Se trata de una exposición que no aborda el trabajo únicamente como una actividad productiva, sino como una estructura integral que atraviesa el cuerpo, el tiempo, la economía, la salud, la vivienda, la movilidad social y las formas más íntimas de organización de la vida cotidiana.
Sobre una de las piezas que aborda la precariedad en la cultura y las artes, Valladares señaló: “La idea de la obra es hacer una crítica a la institucionalidad cultural, que nunca tiene presupuesto para apoyar el arte. No tenemos ninguna garantía como profesionales del arte de tener acceso a financiamiento público; para el Estado y las autoridades, la cultura no es prioridad.
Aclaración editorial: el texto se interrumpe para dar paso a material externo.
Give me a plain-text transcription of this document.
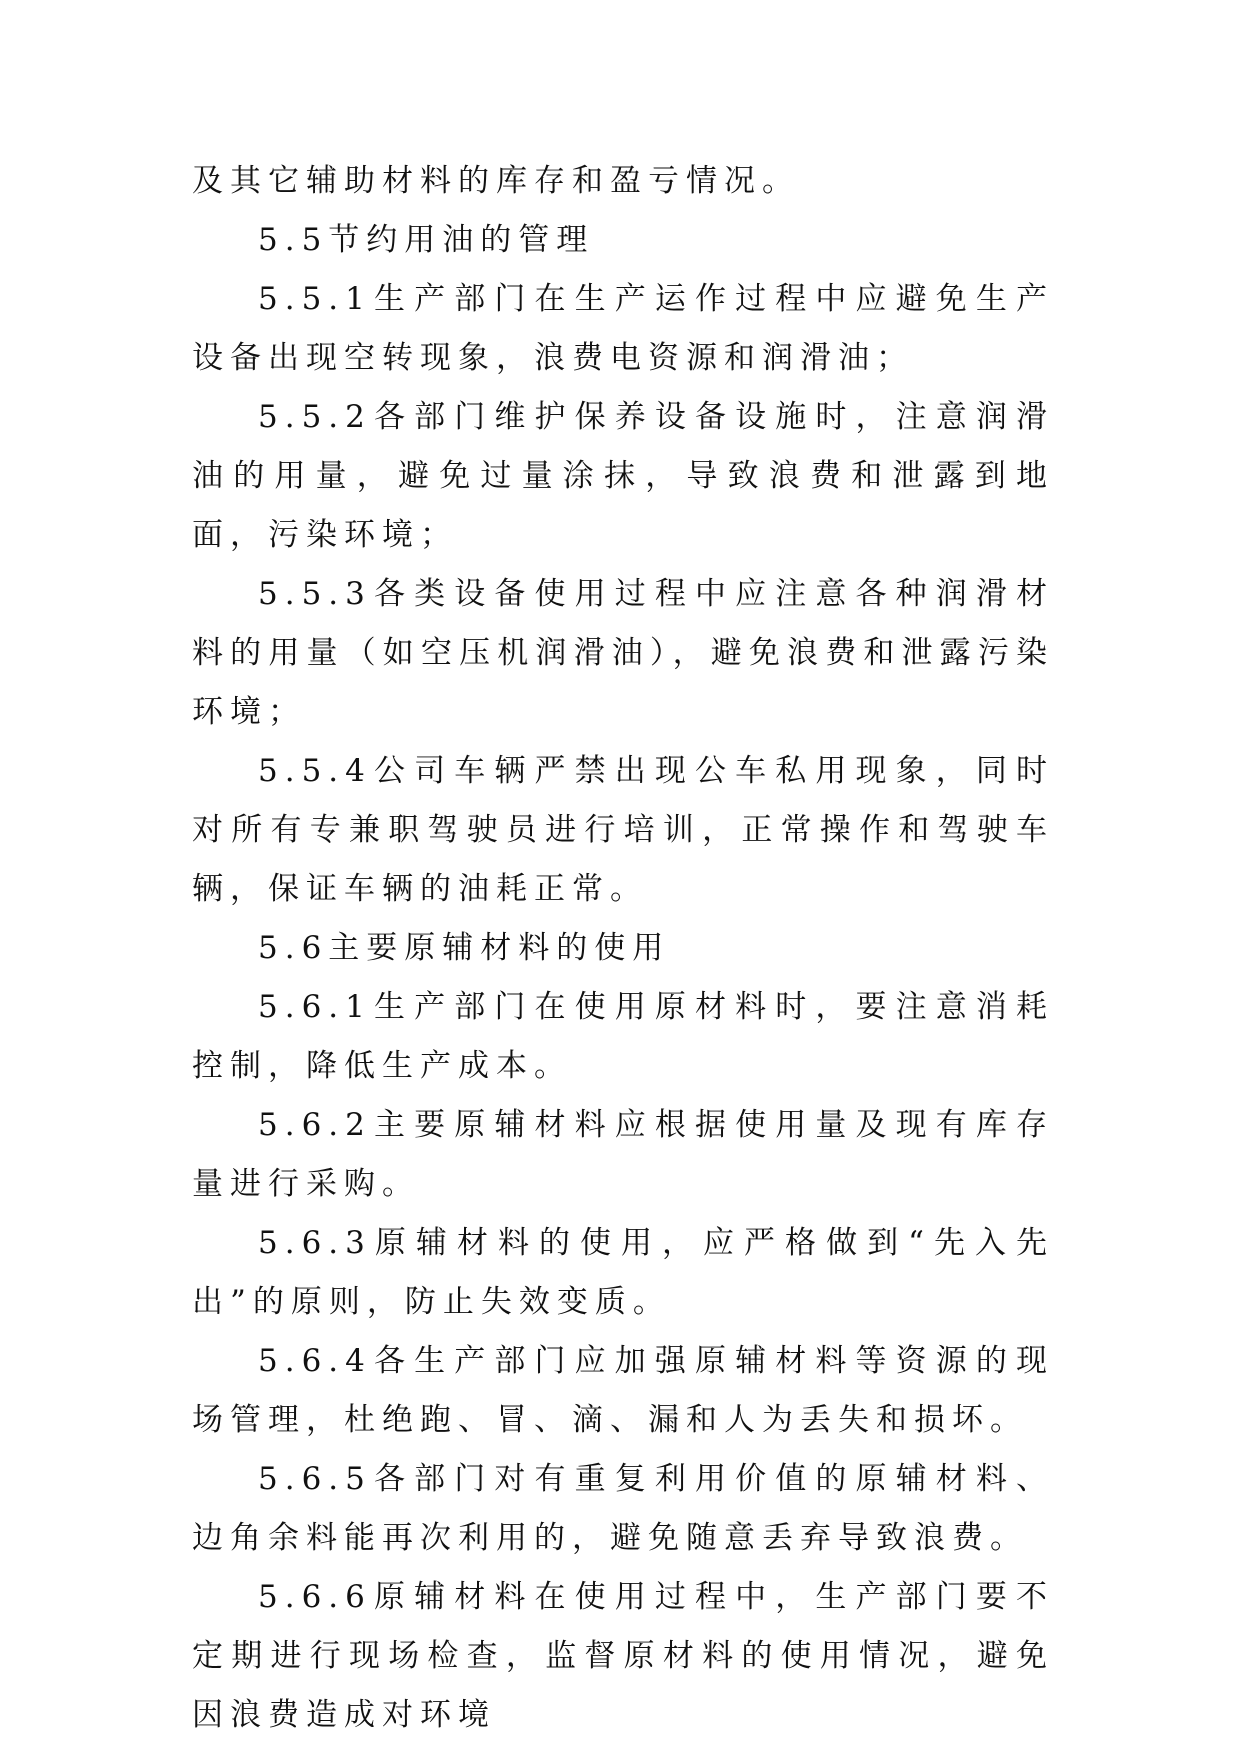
及其它辅助材料的库存和盈亏情况。

5.5节约用油的管理

5.5.1生产部门在生产运作过程中应避免生产设备出现空转现象，浪费电资源和润滑油；

5.5.2各部门维护保养设备设施时，注意润滑油的用量，避免过量涂抹，导致浪费和泄露到地面，污染环境；

5.5.3各类设备使用过程中应注意各种润滑材料的用量（如空压机润滑油），避免浪费和泄露污染环境；

5.5.4公司车辆严禁出现公车私用现象，同时对所有专兼职驾驶员进行培训，正常操作和驾驶车辆，保证车辆的油耗正常。

5.6主要原辅材料的使用

5.6.1生产部门在使用原材料时，要注意消耗控制，降低生产成本。

5.6.2主要原辅材料应根据使用量及现有库存量进行采购。

5.6.3原辅材料的使用，应严格做到“先入先出”的原则，防止失效变质。

5.6.4各生产部门应加强原辅材料等资源的现场管理，杜绝跑、冒、滴、漏和人为丢失和损坏。

5.6.5各部门对有重复利用价值的原辅材料、边角余料能再次利用的，避免随意丢弃导致浪费。

5.6.6原辅材料在使用过程中，生产部门要不定期进行现场检查，监督原材料的使用情况，避免因浪费造成对环境
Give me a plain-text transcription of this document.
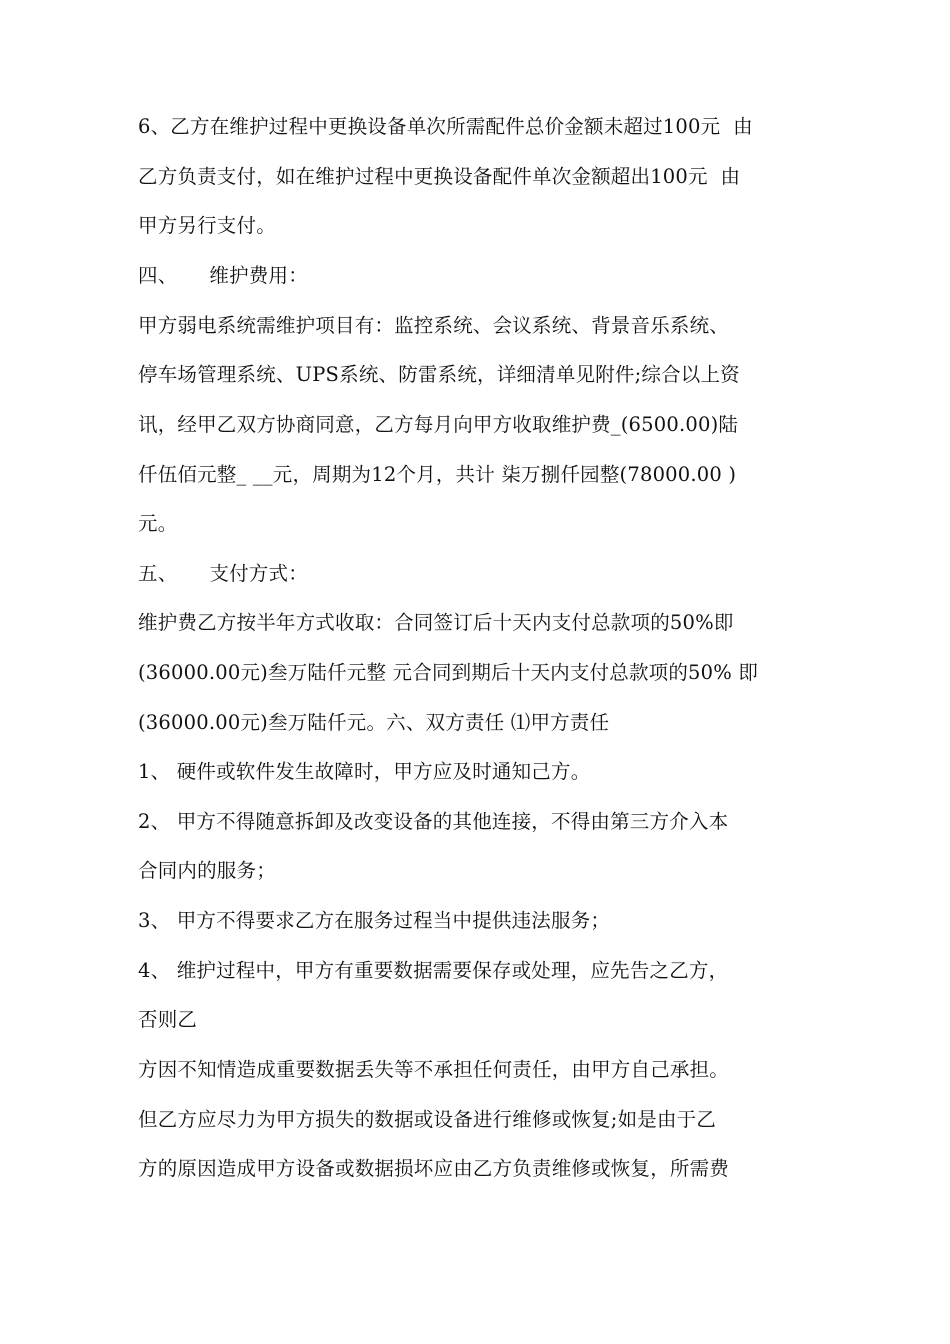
6、乙方在维护过程中更换设备单次所需配件总价金额未超过100元  由
乙方负责支付，如在维护过程中更换设备配件单次金额超出100元  由
甲方另行支付。
四、     维护费用：
甲方弱电系统需维护项目有：监控系统、会议系统、背景音乐系统、
停车场管理系统、UPS系统、防雷系统，详细清单见附件;综合以上资
讯，经甲乙双方协商同意，乙方每月向甲方收取维护费_(6500.00)陆
仟伍佰元整_ __元，周期为12个月，共计 柒万捌仟园整(78000.00 )
元。
五、     支付方式：
维护费乙方按半年方式收取：合同签订后十天内支付总款项的50%即
(36000.00元)叁万陆仟元整 元合同到期后十天内支付总款项的50% 即
(36000.00元)叁万陆仟元。六、双方责任 ⑴甲方责任
1、 硬件或软件发生故障时，甲方应及时通知己方。
2、 甲方不得随意拆卸及改变设备的其他连接，不得由第三方介入本
合同内的服务；
3、 甲方不得要求乙方在服务过程当中提供违法服务；
4、 维护过程中，甲方有重要数据需要保存或处理，应先告之乙方，
否则乙
方因不知情造成重要数据丢失等不承担任何责任，由甲方自己承担。
但乙方应尽力为甲方损失的数据或设备进行维修或恢复;如是由于乙
方的原因造成甲方设备或数据损坏应由乙方负责维修或恢复，所需费
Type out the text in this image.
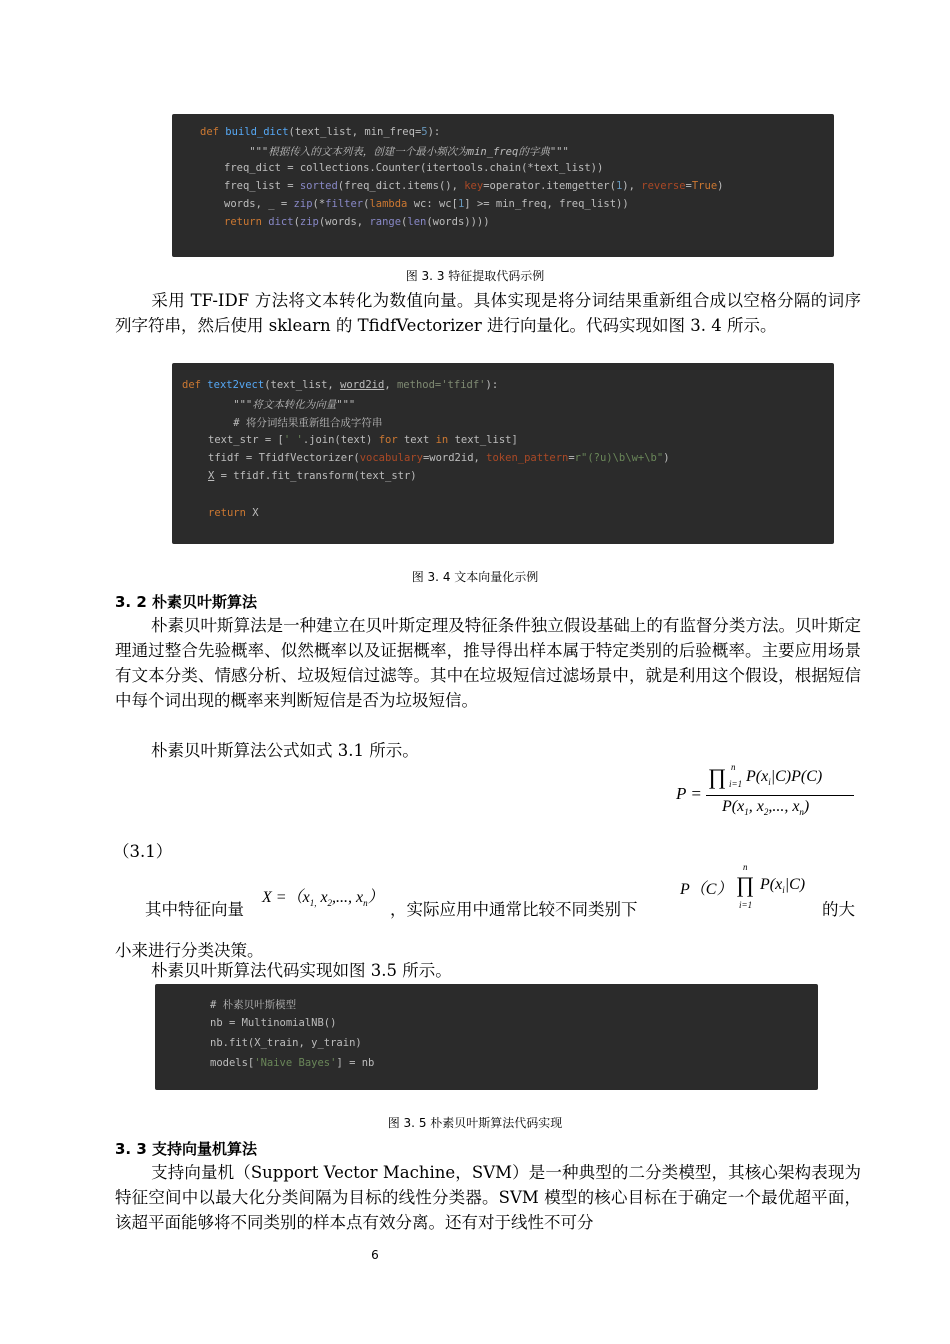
def build_dict(text_list, min_freq=5):
"""根据传入的文本列表，创建一个最小频次为min_freq的字典"""
freq_dict = collections.Counter(itertools.chain(*text_list))
freq_list = sorted(freq_dict.items(), key=operator.itemgetter(1), reverse=True)
words, _ = zip(*filter(lambda wc: wc[1] >= min_freq, freq_list))
return dict(zip(words, range(len(words))))
图 3. 3 特征提取代码示例

采用 TF-IDF 方法将文本转化为数值向量。具体实现是将分词结果重新组合成以空格分隔的词序列字符串，然后使用 sklearn 的 TfidfVectorizer 进行向量化。代码实现如图 3. 4 所示。

def text2vect(text_list, word2id, method='tfidf'):
"""将文本转化为向量"""
# 将分词结果重新组合成字符串
text_str = [' '.join(text) for text in text_list]
tfidf = TfidfVectorizer(vocabulary=word2id, token_pattern=r"(?u)\b\w+\b")
X = tfidf.fit_transform(text_str)
return X
图 3. 4 文本向量化示例
3. 2 朴素贝叶斯算法

朴素贝叶斯算法是一种建立在贝叶斯定理及特征条件独立假设基础上的有监督分类方法。贝叶斯定理通过整合先验概率、似然概率以及证据概率，推导得出样本属于特定类别的后验概率。主要应用场景有文本分类、情感分析、垃圾短信过滤等。其中在垃圾短信过滤场景中，就是利用这个假设，根据短信中每个词出现的概率来判断短信是否为垃圾短信。

朴素贝叶斯算法公式如式 3.1 所示。

P =
∏ n
i=1 $P(x_i|C)P(C)$
$P(x_1$, $x_2$,..., $x_n$)
（3.1）
其中特征向量
$X =(x_{1,}$ $x_2$,..., $x_n$）
，实际应用中通常比较不同类别下
P（C） ∏
n
i=1
$P(x_i|C)$
的大
小来进行分类决策。

朴素贝叶斯算法代码实现如图 3.5 所示。

# 朴素贝叶斯模型
nb = MultinomialNB()
nb.fit(X_train, y_train)
models['Naive Bayes'] = nb
图 3. 5 朴素贝叶斯算法代码实现
3. 3 支持向量机算法

支持向量机（Support Vector Machine，SVM）是一种典型的二分类模型，其核心架构表现为特征空间中以最大化分类间隔为目标的线性分类器。SVM 模型的核心目标在于确定一个最优超平面，该超平面能够将不同类别的样本点有效分离。还有对于线性不可分

6
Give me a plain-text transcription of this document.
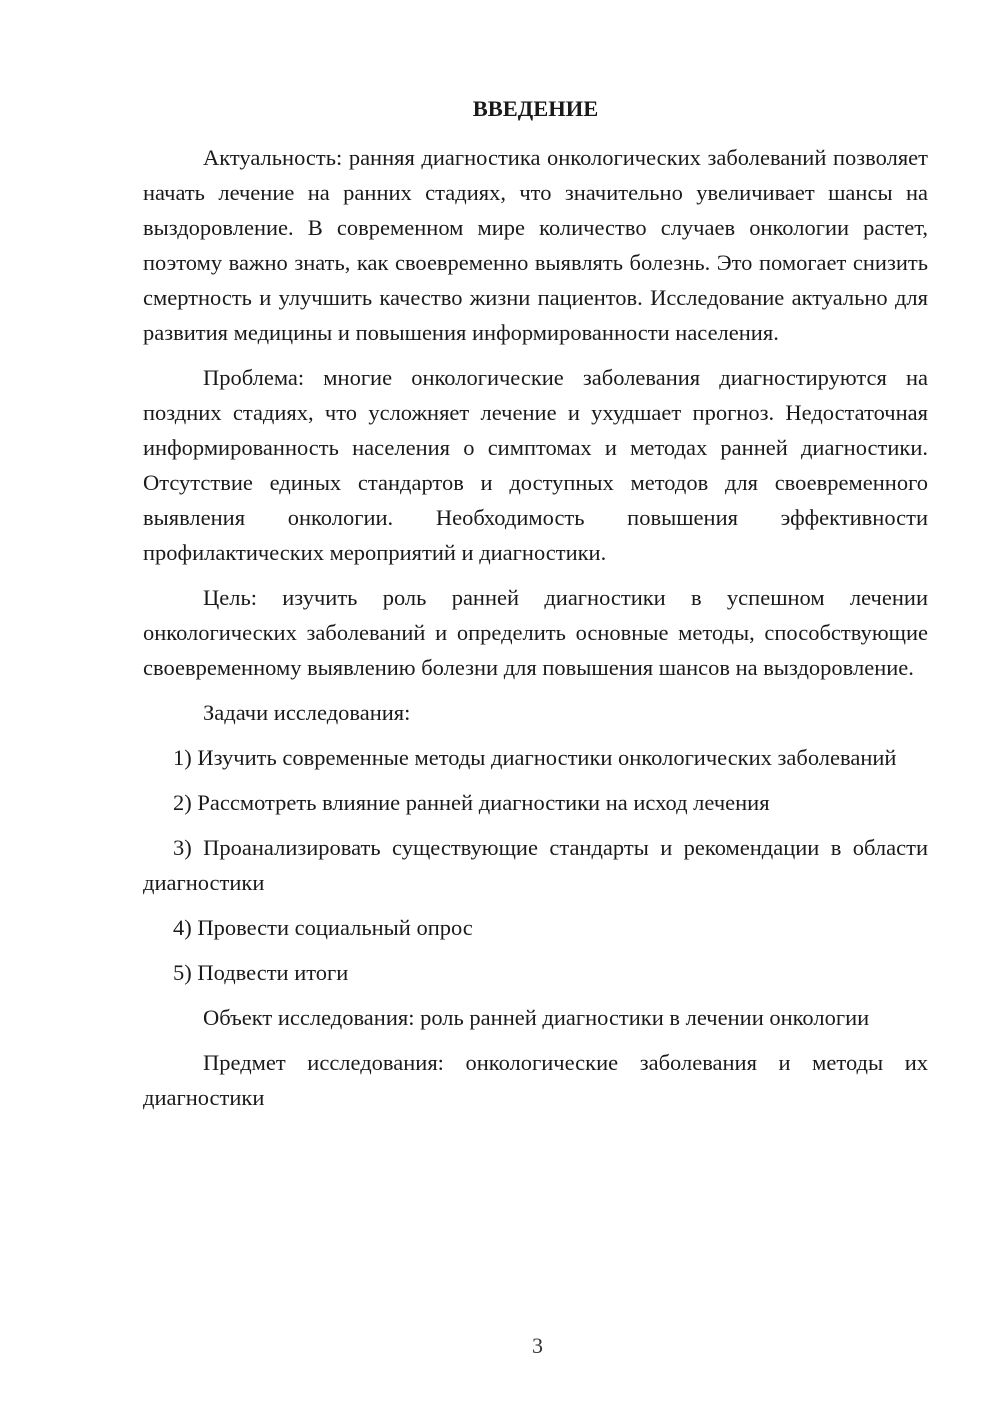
ВВЕДЕНИЕ

Актуальность: ранняя диагностика онкологических заболеваний позволяет начать лечение на ранних стадиях, что значительно увеличивает шансы на выздоровление. В современном мире количество случаев онкологии растет, поэтому важно знать, как своевременно выявлять болезнь. Это помогает снизить смертность и улучшить качество жизни пациентов. Исследование актуально для развития медицины и повышения информированности населения.

Проблема: многие онкологические заболевания диагностируются на поздних стадиях, что усложняет лечение и ухудшает прогноз. Недостаточная информированность населения о симптомах и методах ранней диагностики. Отсутствие единых стандартов и доступных методов для своевременного выявления онкологии. Необходимость повышения эффективности профилактических мероприятий и диагностики.

Цель: изучить роль ранней диагностики в успешном лечении онкологических заболеваний и определить основные методы, способствующие своевременному выявлению болезни для повышения шансов на выздоровление.

Задачи исследования:

1) Изучить современные методы диагностики онкологических заболеваний

2) Рассмотреть влияние ранней диагностики на исход лечения

3) Проанализировать существующие стандарты и рекомендации в области диагностики

4) Провести социальный опрос

5) Подвести итоги

Объект исследования: роль ранней диагностики в лечении онкологии

Предмет исследования: онкологические заболевания и методы их диагностики

3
Por ello, tenemos que reclamar permanentemente al Estado la obligación que tiene de financiar las artes”.
Dados rodando por el piso, instrucciones leídas en voz alta, risas convertidas en preguntas incómodas y una idea que se fragmenta constantemente: la noción de que el trabajo, entendido como supuesto vehículo de progreso, puede funcionar también como una estructura de reglas, desgaste, deuda y precarización.
La apuesta curatorial estuvo a cargo de Leonardo González, quien transformó el espacio en un tablero expandido. No se trata de obras que simplemente se observan, sino de instalaciones interactivas, piezas lúdicas, objetos intervenidos y acciones vinculadas a la cultura popular.
El público lee instrucciones, lanza dados, interpreta reglas, descubre símbolos y se enfrenta a dinámicas donde el azar, la pérdida y la competencia operan como metáforas de sistemas sociales más amplios: el empleo precario, la deuda impagable, la corrupción, la insuficiencia de la salud pública y la vivienda como privilegio.

González, durante su intervención, situó la obra dentro de una reflexión crítica sobre el trabajo, la precariedad, el juego y el azar como estructuras que organizan, y a menudo, desorganizan la vida. "Las piezas no buscan una contemplación pasiva, sino provocar preguntas sobre las certezas cotidianas vinculadas a la promesa del progreso", agregó.
La muestra no ofrece respuestas, sino que instala interrogantes en el cuerpo que lanza los dados: ¿qué reglas heredamos sin firmar?, ¿qué deudas nos preceden?, ¿cómo se juega y quién gana en un sistema diseñado desde la precariedad?